Effect of aluminum micro- and nanoparticles on ignition and combustion properties of energetic composites for interfacial bonding of metallic substrates

In this study, the effect of micro- and nanoscale energetic materials in the formulation of aluminum microparticles (Al MPs)/aluminum nanoparticles (Al NPs)/iron oxide nanoparticles (Fe2O3 NPs) as a heat energy source for melting solder microparticles (SAC 305 MPs) on the interfacial bonding properties of Cu metallic substrates, is investigated.
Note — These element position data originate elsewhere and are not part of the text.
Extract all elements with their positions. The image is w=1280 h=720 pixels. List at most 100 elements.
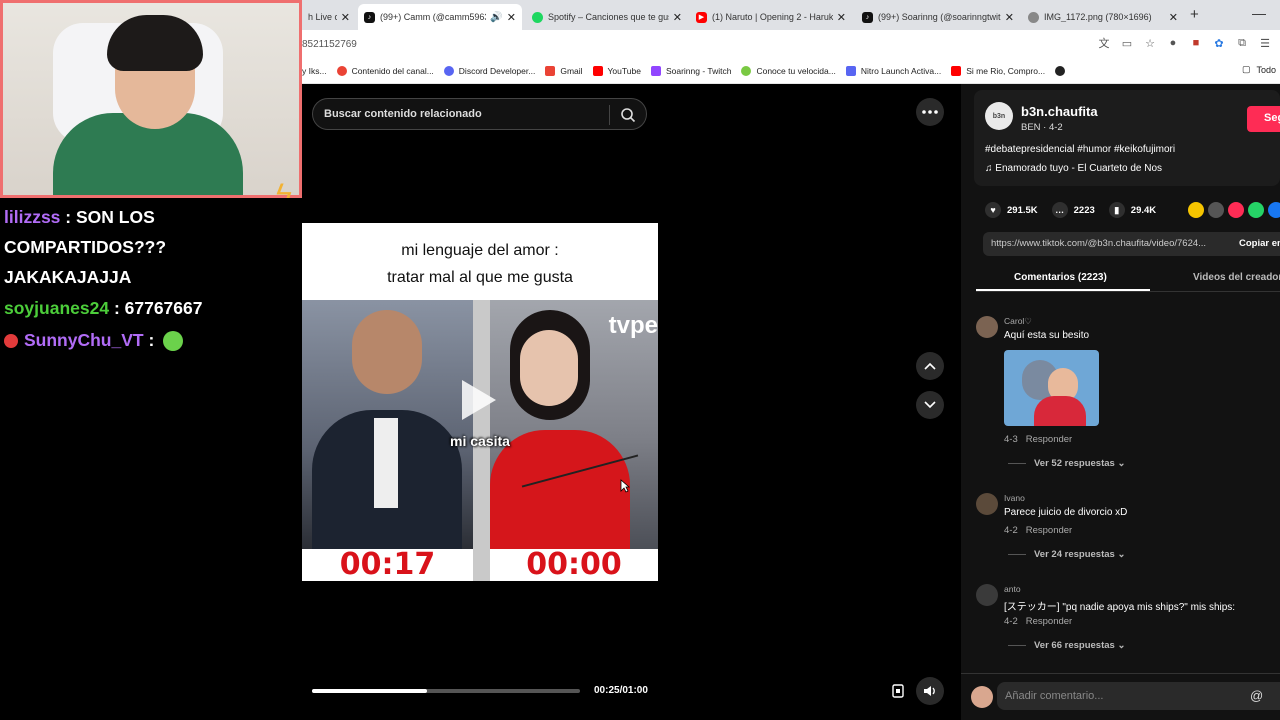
browser-tab[interactable]: ♪ (99+) Soarinng (@soarinngtwit ✕: [856, 4, 1020, 30]
browser-tab-active[interactable]: ♪ (99+) Camm (@camm5963) 🔊 ✕: [358, 4, 522, 30]
view-replies-label: Ver 66 respuestas: [1034, 640, 1115, 651]
close-icon[interactable]: ✕: [673, 11, 682, 24]
follow-button[interactable]: Seguir: [1247, 106, 1280, 132]
comment-text: Aquí esta su besito: [1004, 330, 1090, 341]
volume-button[interactable]: [916, 677, 944, 705]
username[interactable]: b3n.chaufita: [1021, 104, 1098, 119]
reply-button[interactable]: Responder: [1026, 525, 1072, 536]
browser-tab[interactable]: ▶ (1) Naruto | Opening 2 - Haruk ✕: [690, 4, 852, 30]
bookmark[interactable]: y Iks...: [302, 66, 327, 76]
progress-bar[interactable]: [312, 689, 580, 693]
minimize-button[interactable]: —: [1252, 5, 1266, 21]
previous-video-button[interactable]: [916, 352, 944, 380]
embed-icon[interactable]: [1208, 202, 1224, 218]
close-icon[interactable]: ✕: [507, 11, 516, 24]
comment-username[interactable]: Carol♡: [1004, 316, 1032, 327]
bookmark-star-icon[interactable]: ☆: [1143, 36, 1157, 50]
bookmark[interactable]: [1055, 65, 1070, 76]
repost-icon[interactable]: [1188, 202, 1204, 218]
extension-icon[interactable]: ●: [1166, 36, 1180, 50]
play-icon[interactable]: [462, 380, 496, 420]
bookmark-label: Contenido del canal...: [351, 65, 434, 76]
whatsapp-icon[interactable]: [1248, 202, 1264, 218]
next-video-button[interactable]: [916, 391, 944, 419]
comment-text: [ステッカー] "pq nadie apoya mis ships?" mis …: [1004, 602, 1236, 613]
reply-button[interactable]: Responder: [1026, 616, 1072, 627]
reply-button[interactable]: Responder: [1026, 434, 1072, 445]
puzzle-icon[interactable]: ⧉: [1235, 36, 1249, 50]
timer-right: 00:00: [526, 547, 622, 581]
view-replies-button[interactable]: Ver 24 respuestas ⌄: [1008, 549, 1125, 560]
comment-meta: 4-3 Responder: [1004, 434, 1072, 445]
debate-panel-right: tvpe: [490, 300, 658, 549]
send-icon[interactable]: [1228, 202, 1244, 218]
view-replies-button[interactable]: Ver 66 respuestas ⌄: [1008, 640, 1125, 651]
search-input[interactable]: Buscar contenido relacionado: [312, 98, 647, 130]
active-tab-indicator: [976, 289, 1150, 291]
bookmark[interactable]: Contenido del canal...: [336, 65, 434, 76]
bookmark-label: Discord Developer...: [458, 65, 536, 76]
bookmark-label: y Iks...: [302, 65, 327, 76]
tab-creator-videos[interactable]: Videos del creador: [1193, 272, 1280, 283]
close-icon[interactable]: ✕: [837, 11, 846, 24]
comment-username[interactable]: Ivano: [1004, 493, 1025, 503]
hashtags[interactable]: #debatepresidencial #humor #keikofujimor…: [985, 144, 1175, 155]
avatar[interactable]: b3n: [985, 102, 1013, 130]
extension-icon[interactable]: ■: [1189, 36, 1203, 50]
search-icon[interactable]: [620, 107, 636, 123]
comment-username[interactable]: anto: [1004, 584, 1021, 594]
cast-icon[interactable]: ▭: [1120, 36, 1134, 50]
url-field[interactable]: 8521152769: [302, 39, 357, 50]
volume-icon: [924, 686, 935, 696]
chevron-down-icon: ⌄: [1117, 458, 1126, 469]
bookmark[interactable]: Discord Developer...: [443, 65, 536, 76]
save-button[interactable]: ▮ 29.4K: [1108, 202, 1156, 218]
all-bookmarks[interactable]: ▢ Todo: [1242, 64, 1276, 75]
mention-icon[interactable]: @: [1250, 688, 1263, 703]
avatar[interactable]: [976, 584, 998, 606]
bookmark[interactable]: Nitro Launch Activa...: [845, 65, 941, 76]
more-icon: [922, 110, 938, 114]
bookmark-label: YouTube: [607, 65, 641, 76]
speaker-icon[interactable]: 🔊: [490, 12, 502, 23]
comment-button[interactable]: … 2223: [1051, 202, 1095, 218]
more-options-button[interactable]: [916, 98, 944, 126]
chat-username: SunnyChu_VT: [24, 330, 144, 350]
browser-tab[interactable]: Spotify – Canciones que te gus ✕: [526, 4, 688, 30]
like-button[interactable]: ♥ 291.5K: [985, 202, 1038, 218]
copy-link-button[interactable]: Copiar enlace: [1239, 238, 1280, 249]
strawberry-icon: [4, 334, 18, 349]
browser-tab[interactable]: IMG_1172.png (780×1696) ✕: [1022, 4, 1184, 30]
comment-sticker: [1004, 350, 1099, 426]
mouse-cursor-icon: [620, 479, 630, 493]
bookmark[interactable]: Soarinng - Twitch: [650, 65, 731, 76]
new-tab-button[interactable]: +: [1190, 6, 1199, 23]
youtube-icon: [951, 65, 962, 76]
tab-comments[interactable]: Comentarios (2223): [1014, 272, 1107, 283]
bookmark[interactable]: Si me Rio, Compro...: [951, 65, 1045, 76]
avatar[interactable]: [976, 493, 998, 515]
share-link[interactable]: https://www.tiktok.com/@b3n.chaufita/vid…: [991, 238, 1206, 249]
speedtest-icon: [741, 65, 752, 76]
avatar: [971, 686, 993, 708]
bookmark[interactable]: YouTube: [592, 65, 641, 76]
captions-button[interactable]: [884, 677, 912, 705]
bookmark[interactable]: Gmail: [545, 65, 583, 76]
video-player[interactable]: mi lenguaje del amor : tratar mal al que…: [302, 223, 658, 581]
engagement-stats: ♥ 291.5K … 2223 ▮ 29.4K: [985, 202, 1170, 218]
translate-icon[interactable]: 文: [1097, 36, 1111, 50]
avatar[interactable]: [976, 316, 998, 338]
close-icon[interactable]: ✕: [1169, 11, 1178, 24]
sidebar-icon[interactable]: ☰: [1258, 36, 1272, 50]
extension-icon[interactable]: ✿: [1212, 36, 1226, 50]
tiktok-icon: ♪: [862, 11, 873, 23]
facebook-icon[interactable]: [1268, 202, 1280, 218]
comment-input[interactable]: Añadir comentario... @: [997, 682, 1280, 710]
share-icons: [1188, 202, 1280, 218]
music-track[interactable]: ♫ Enamorado tuyo - El Cuarteto de Nos: [985, 163, 1162, 174]
close-icon[interactable]: ✕: [1005, 11, 1014, 24]
browser-tab[interactable]: h Live c ✕: [302, 4, 356, 30]
close-icon[interactable]: ✕: [341, 11, 350, 24]
bookmark[interactable]: Conoce tu velocida...: [741, 65, 836, 76]
view-replies-button[interactable]: Ver 52 respuestas ⌄: [1008, 458, 1125, 469]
The optimized mixing ratio is Al MP:Al NP:Fe2O3 NP = 30:30:40 wt%, which generates a maximum total exothermic energy of ∼2.0 kJ g−1. The presence of Al NPs is essential to make stable ignition and initiation of Al MPs, which enable to attain relatively long combustion duration. The use of highly reactive Al NPs/Fe2O3 NPs can improve the aluminothermic reaction, while the addition of Al MPs to the Al NPs/ Fe2O3 NPs is also required to maintain their high thermal energy for a longer duration. An energetic material (EM) layer composed of Al MP/Al NP/Fe2O3 NP composites is employed as a heat source between solder material (SM) layers composed of SAC305 MPs. The SM/EM/SM multilayer pellets are assembled and ignited between interfacial Cu substrates for bonding. Thus, interfacial bonding between the Cu substrates is successfully achieved, and the resulting maximum mechanical strength for the bonded Cu substrates using the SM/EM/SM multilayer pellets increases by ∼40% compared to that when using a pure SM layer pellet. Hence, EM layers can act as both an effective heat energy generation source and a mechanical reinforcing medium, while the interfacial bonding process using SM/EM/SM multilayer pellets demonstrated herein provides an easy and versatile means of welding and jointing for industrial applications.